# Help Anyone? :)



## Kimmy (Apr 10, 2009)

Hello 

I am seeking some info about a Tremont pocket watch that my father owns and we don't know much about it. I came to this forum hoping that somebody might be able to tell me a little bit about it as I am intrigued to know, it has been in the family for a long time.

I have here some pictures of it, any info is appreciated  I would really like to know what year it was made and whether its very old, because it is still in very good working order, and anything more about the company.










Top: 'Tremont Watch Co.'

No 979

London.


----------



## Mikrolisk (Jan 23, 2008)

The watch was made in 1876!

For the history of the Tremont Watch Co, just look here: http://www.awco.org/OtherHigh/Tremont.htm

Andreas


----------



## Kimmy (Apr 10, 2009)

Thank you very much 

Just out of curiosity, how do you tell how old it is?


----------



## Shangas (Jan 27, 2008)

It's keywind, keyset. On the FRONT of the watch, you see a small square over the hands. That indicates it's keyset.

On the BACK, you see a square off-center on the movement. That means it's keywind. The two squares are where you put the watch-key to wind and set the watch. Watches such as these died out around the turn of the last century, when stem-wind, stem-set (and other combinations) of watches superceeded them.

I'll wager Andreas figured out its age, by the hallmarks stamped inside the case, seen in the fourth picture.
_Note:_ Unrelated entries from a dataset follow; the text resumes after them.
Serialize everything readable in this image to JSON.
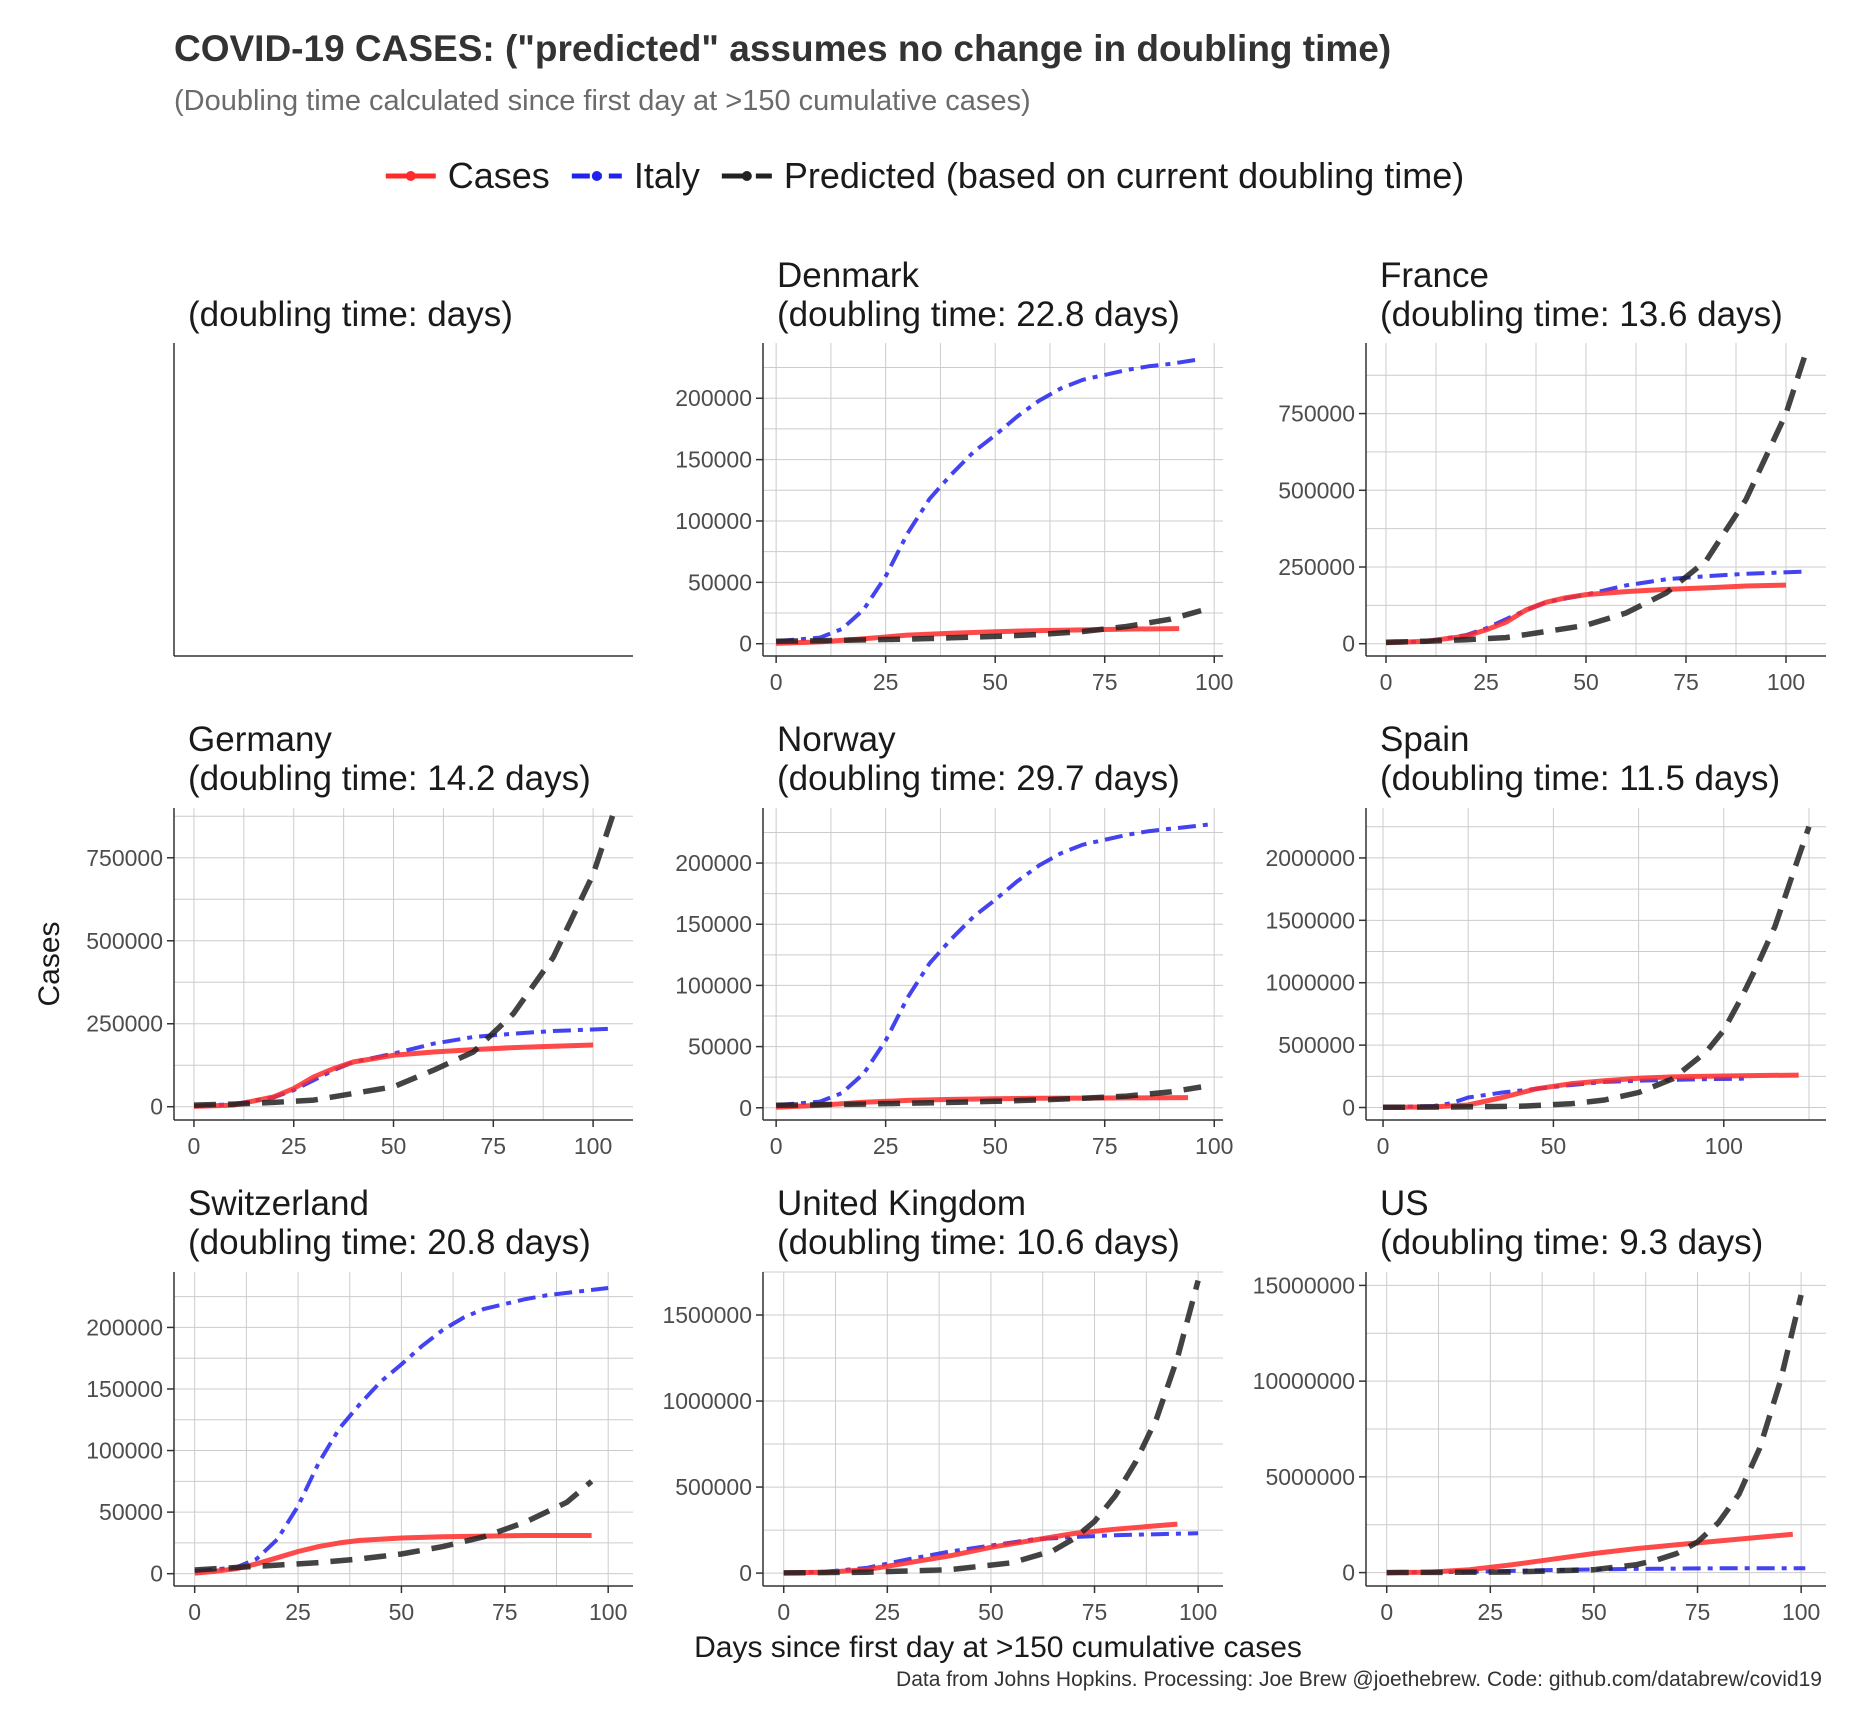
{
  "title": "COVID-19 CASES: (\"predicted\" assumes no change in doubling time)",
  "subtitle": "(Doubling time calculated since first day at >150 cumulative cases)",
  "caption": "Data from Johns Hopkins. Processing: Joe Brew @joethebrew. Code: github.com/databrew/covid19",
  "colors": {
    "cases": "#ff2a2a",
    "italy": "#2222ee",
    "predicted": "#222222",
    "grid": "#cccccc",
    "axis": "#333333"
  },
  "legend": {
    "items": [
      {
        "label": "Cases",
        "style": "solid",
        "color": "#ff2a2a"
      },
      {
        "label": "Italy",
        "style": "dotdash",
        "color": "#2222ee"
      },
      {
        "label": "Predicted (based on current doubling time)",
        "style": "dashed",
        "color": "#222222"
      }
    ]
  },
  "chart_data": {
    "type": "line",
    "title": "COVID-19 CASES: (\"predicted\" assumes no change in doubling time)",
    "xlabel": "Days since first day at >150 cumulative cases",
    "ylabel": "Cases",
    "grid": true,
    "legend_position": "top",
    "panels": [
      {
        "name": "",
        "header": "(doubling time:  days)",
        "empty": true
      },
      {
        "name": "Denmark",
        "header": "(doubling time: 22.8 days)",
        "xlim": [
          -3,
          102
        ],
        "ylim": [
          -10000,
          245000
        ],
        "xticks": [
          0,
          25,
          50,
          75,
          100
        ],
        "yticks": [
          0,
          50000,
          100000,
          150000,
          200000
        ],
        "series": [
          {
            "name": "Cases",
            "x": [
              0,
              10,
              20,
              30,
              40,
              50,
              60,
              70,
              80,
              92
            ],
            "y": [
              300,
              1500,
              4000,
              7000,
              8500,
              9800,
              10700,
              11300,
              11900,
              12300
            ]
          },
          {
            "name": "Italy",
            "x": [
              0,
              10,
              15,
              20,
              25,
              30,
              35,
              40,
              45,
              50,
              55,
              60,
              65,
              70,
              75,
              80,
              85,
              90,
              97
            ],
            "y": [
              2000,
              5000,
              12000,
              28000,
              55000,
              90000,
              118000,
              138000,
              156000,
              170000,
              185000,
              198000,
              208000,
              215000,
              219000,
              223000,
              226000,
              228000,
              232000
            ]
          },
          {
            "name": "Predicted",
            "x": [
              0,
              10,
              20,
              30,
              40,
              50,
              60,
              70,
              80,
              90,
              97
            ],
            "y": [
              2000,
              2500,
              3100,
              3800,
              4800,
              6000,
              7500,
              10000,
              14000,
              20000,
              27000
            ]
          }
        ]
      },
      {
        "name": "France",
        "header": "(doubling time: 13.6 days)",
        "xlim": [
          -5,
          110
        ],
        "ylim": [
          -40000,
          980000
        ],
        "xticks": [
          0,
          25,
          50,
          75,
          100
        ],
        "yticks": [
          0,
          250000,
          500000,
          750000
        ],
        "series": [
          {
            "name": "Cases",
            "x": [
              0,
              10,
              20,
              25,
              30,
              35,
              40,
              45,
              50,
              60,
              70,
              80,
              90,
              100
            ],
            "y": [
              3000,
              8000,
              25000,
              45000,
              70000,
              110000,
              135000,
              150000,
              160000,
              170000,
              177000,
              182000,
              188000,
              191000
            ]
          },
          {
            "name": "Italy",
            "x": [
              0,
              10,
              20,
              25,
              30,
              35,
              40,
              50,
              60,
              70,
              80,
              90,
              105
            ],
            "y": [
              2000,
              8000,
              28000,
              50000,
              80000,
              110000,
              135000,
              160000,
              190000,
              210000,
              220000,
              228000,
              235000
            ]
          },
          {
            "name": "Predicted",
            "x": [
              0,
              10,
              20,
              30,
              40,
              50,
              60,
              70,
              80,
              90,
              100,
              105
            ],
            "y": [
              5000,
              8000,
              13000,
              20000,
              40000,
              60000,
              100000,
              165000,
              270000,
              470000,
              750000,
              950000
            ]
          }
        ]
      },
      {
        "name": "Germany",
        "header": "(doubling time: 14.2 days)",
        "xlim": [
          -5,
          110
        ],
        "ylim": [
          -40000,
          900000
        ],
        "xticks": [
          0,
          25,
          50,
          75,
          100
        ],
        "yticks": [
          0,
          250000,
          500000,
          750000
        ],
        "series": [
          {
            "name": "Cases",
            "x": [
              0,
              10,
              20,
              25,
              30,
              35,
              40,
              45,
              50,
              60,
              70,
              80,
              90,
              100
            ],
            "y": [
              1000,
              5000,
              30000,
              55000,
              90000,
              115000,
              135000,
              145000,
              155000,
              165000,
              172000,
              178000,
              182000,
              186000
            ]
          },
          {
            "name": "Italy",
            "x": [
              0,
              10,
              20,
              25,
              30,
              35,
              40,
              50,
              60,
              70,
              80,
              90,
              105
            ],
            "y": [
              2000,
              8000,
              28000,
              50000,
              80000,
              110000,
              135000,
              160000,
              190000,
              210000,
              220000,
              228000,
              235000
            ]
          },
          {
            "name": "Predicted",
            "x": [
              0,
              10,
              20,
              30,
              40,
              50,
              60,
              70,
              80,
              90,
              100,
              105
            ],
            "y": [
              5000,
              8000,
              13000,
              20000,
              40000,
              60000,
              110000,
              165000,
              280000,
              450000,
              700000,
              880000
            ]
          }
        ]
      },
      {
        "name": "Norway",
        "header": "(doubling time: 29.7 days)",
        "xlim": [
          -3,
          102
        ],
        "ylim": [
          -10000,
          245000
        ],
        "xticks": [
          0,
          25,
          50,
          75,
          100
        ],
        "yticks": [
          0,
          50000,
          100000,
          150000,
          200000
        ],
        "series": [
          {
            "name": "Cases",
            "x": [
              0,
              10,
              20,
              30,
              40,
              50,
              60,
              70,
              80,
              94
            ],
            "y": [
              400,
              2000,
              4500,
              6000,
              6800,
              7300,
              7700,
              7900,
              8100,
              8300
            ]
          },
          {
            "name": "Italy",
            "x": [
              0,
              10,
              15,
              20,
              25,
              30,
              35,
              40,
              45,
              50,
              55,
              60,
              65,
              70,
              75,
              80,
              85,
              90,
              100
            ],
            "y": [
              2000,
              5000,
              12000,
              28000,
              55000,
              90000,
              118000,
              138000,
              156000,
              170000,
              185000,
              198000,
              208000,
              215000,
              219000,
              223000,
              226000,
              228000,
              232000
            ]
          },
          {
            "name": "Predicted",
            "x": [
              0,
              10,
              20,
              30,
              40,
              50,
              60,
              70,
              80,
              90,
              97
            ],
            "y": [
              2000,
              2500,
              3000,
              3700,
              4400,
              5300,
              6400,
              7700,
              9500,
              13000,
              17000
            ]
          }
        ]
      },
      {
        "name": "Spain",
        "header": "(doubling time: 11.5 days)",
        "xlim": [
          -5,
          130
        ],
        "ylim": [
          -100000,
          2400000
        ],
        "xticks": [
          0,
          50,
          100
        ],
        "yticks": [
          0,
          500000,
          1000000,
          1500000,
          2000000
        ],
        "series": [
          {
            "name": "Cases",
            "x": [
              0,
              15,
              25,
              35,
              45,
              55,
              65,
              75,
              85,
              95,
              105,
              122
            ],
            "y": [
              2000,
              5000,
              20000,
              80000,
              150000,
              190000,
              215000,
              235000,
              245000,
              250000,
              255000,
              260000
            ]
          },
          {
            "name": "Italy",
            "x": [
              0,
              15,
              20,
              25,
              35,
              45,
              55,
              65,
              75,
              85,
              95,
              108
            ],
            "y": [
              3000,
              12000,
              35000,
              80000,
              120000,
              150000,
              180000,
              205000,
              215000,
              222000,
              228000,
              232000
            ]
          },
          {
            "name": "Predicted",
            "x": [
              0,
              20,
              40,
              55,
              65,
              75,
              85,
              95,
              100,
              105,
              110,
              115,
              120,
              125
            ],
            "y": [
              2000,
              4000,
              10000,
              30000,
              60000,
              120000,
              230000,
              450000,
              620000,
              870000,
              1150000,
              1450000,
              1850000,
              2250000
            ]
          }
        ]
      },
      {
        "name": "Switzerland",
        "header": "(doubling time: 20.8 days)",
        "xlim": [
          -5,
          106
        ],
        "ylim": [
          -10000,
          245000
        ],
        "xticks": [
          0,
          25,
          50,
          75,
          100
        ],
        "yticks": [
          0,
          50000,
          100000,
          150000,
          200000
        ],
        "series": [
          {
            "name": "Cases",
            "x": [
              0,
              5,
              10,
              15,
              20,
              25,
              30,
              35,
              40,
              50,
              60,
              70,
              80,
              96
            ],
            "y": [
              500,
              2000,
              4000,
              8000,
              13000,
              18000,
              22000,
              25000,
              27000,
              29000,
              30000,
              30500,
              31000,
              31000
            ]
          },
          {
            "name": "Italy",
            "x": [
              0,
              10,
              15,
              20,
              25,
              30,
              35,
              40,
              45,
              50,
              55,
              60,
              65,
              70,
              75,
              80,
              85,
              90,
              100
            ],
            "y": [
              2000,
              5000,
              12000,
              28000,
              55000,
              90000,
              118000,
              138000,
              156000,
              170000,
              185000,
              198000,
              208000,
              215000,
              219000,
              223000,
              226000,
              228000,
              232000
            ]
          },
          {
            "name": "Predicted",
            "x": [
              0,
              10,
              20,
              30,
              40,
              50,
              60,
              70,
              80,
              90,
              96
            ],
            "y": [
              3000,
              5000,
              7000,
              9000,
              12000,
              16000,
              22000,
              30000,
              42000,
              58000,
              75000
            ]
          }
        ]
      },
      {
        "name": "United Kingdom",
        "header": "(doubling time: 10.6 days)",
        "xlim": [
          -5,
          106
        ],
        "ylim": [
          -75000,
          1750000
        ],
        "xticks": [
          0,
          25,
          50,
          75,
          100
        ],
        "yticks": [
          0,
          500000,
          1000000,
          1500000
        ],
        "series": [
          {
            "name": "Cases",
            "x": [
              0,
              10,
              20,
              30,
              40,
              50,
              60,
              70,
              80,
              90,
              95
            ],
            "y": [
              1000,
              5000,
              20000,
              60000,
              100000,
              150000,
              190000,
              230000,
              255000,
              275000,
              285000
            ]
          },
          {
            "name": "Italy",
            "x": [
              0,
              10,
              20,
              30,
              40,
              50,
              60,
              70,
              80,
              90,
              100
            ],
            "y": [
              2000,
              8000,
              30000,
              80000,
              125000,
              160000,
              195000,
              210000,
              220000,
              226000,
              232000
            ]
          },
          {
            "name": "Predicted",
            "x": [
              0,
              20,
              40,
              55,
              65,
              70,
              75,
              80,
              85,
              90,
              95,
              100
            ],
            "y": [
              1000,
              5000,
              20000,
              60000,
              130000,
              200000,
              300000,
              450000,
              650000,
              900000,
              1250000,
              1700000
            ]
          }
        ]
      },
      {
        "name": "US",
        "header": "(doubling time: 9.3 days)",
        "xlim": [
          -5,
          106
        ],
        "ylim": [
          -700000,
          15700000
        ],
        "xticks": [
          0,
          25,
          50,
          75,
          100
        ],
        "yticks": [
          0,
          5000000,
          10000000,
          15000000
        ],
        "series": [
          {
            "name": "Cases",
            "x": [
              0,
              10,
              20,
              30,
              40,
              50,
              60,
              70,
              80,
              90,
              98
            ],
            "y": [
              2000,
              20000,
              150000,
              400000,
              700000,
              1000000,
              1250000,
              1450000,
              1650000,
              1850000,
              2000000
            ]
          },
          {
            "name": "Italy",
            "x": [
              0,
              20,
              40,
              60,
              80,
              101
            ],
            "y": [
              3000,
              40000,
              135000,
              195000,
              222000,
              232000
            ]
          },
          {
            "name": "Predicted",
            "x": [
              0,
              30,
              50,
              60,
              65,
              70,
              75,
              80,
              85,
              90,
              95,
              100
            ],
            "y": [
              2000,
              30000,
              150000,
              400000,
              650000,
              1000000,
              1600000,
              2600000,
              4100000,
              6500000,
              10000000,
              14500000
            ]
          }
        ]
      }
    ]
  }
}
I should warn you - DO NOT run the watch, if it hasn't been properly, thoroughly and professionally serviced. If you break it, there's a very slim chance of repairing it. And if you can repair it, it won't be cheap. A standard servicing will not be nearly as expensive as fixing it.


----------



## Mikrolisk (Jan 23, 2008)

Yeah,

in english watch cases you'll always find hallmarks - a lion for silver, a crown for gold, then a city duty mark, that can be

- an anchor (Birmingham)

- 3 sheaves of corn (Chester)

- a castle (Edinbourgh)

- a crown (Sheffielf)

- a lions head (London)

(plus many more)

plus a letter that indicates a year, depending on the city mark. See here: http://www.925-1000.com/british_marks.html for the date lists.

Andreas


----------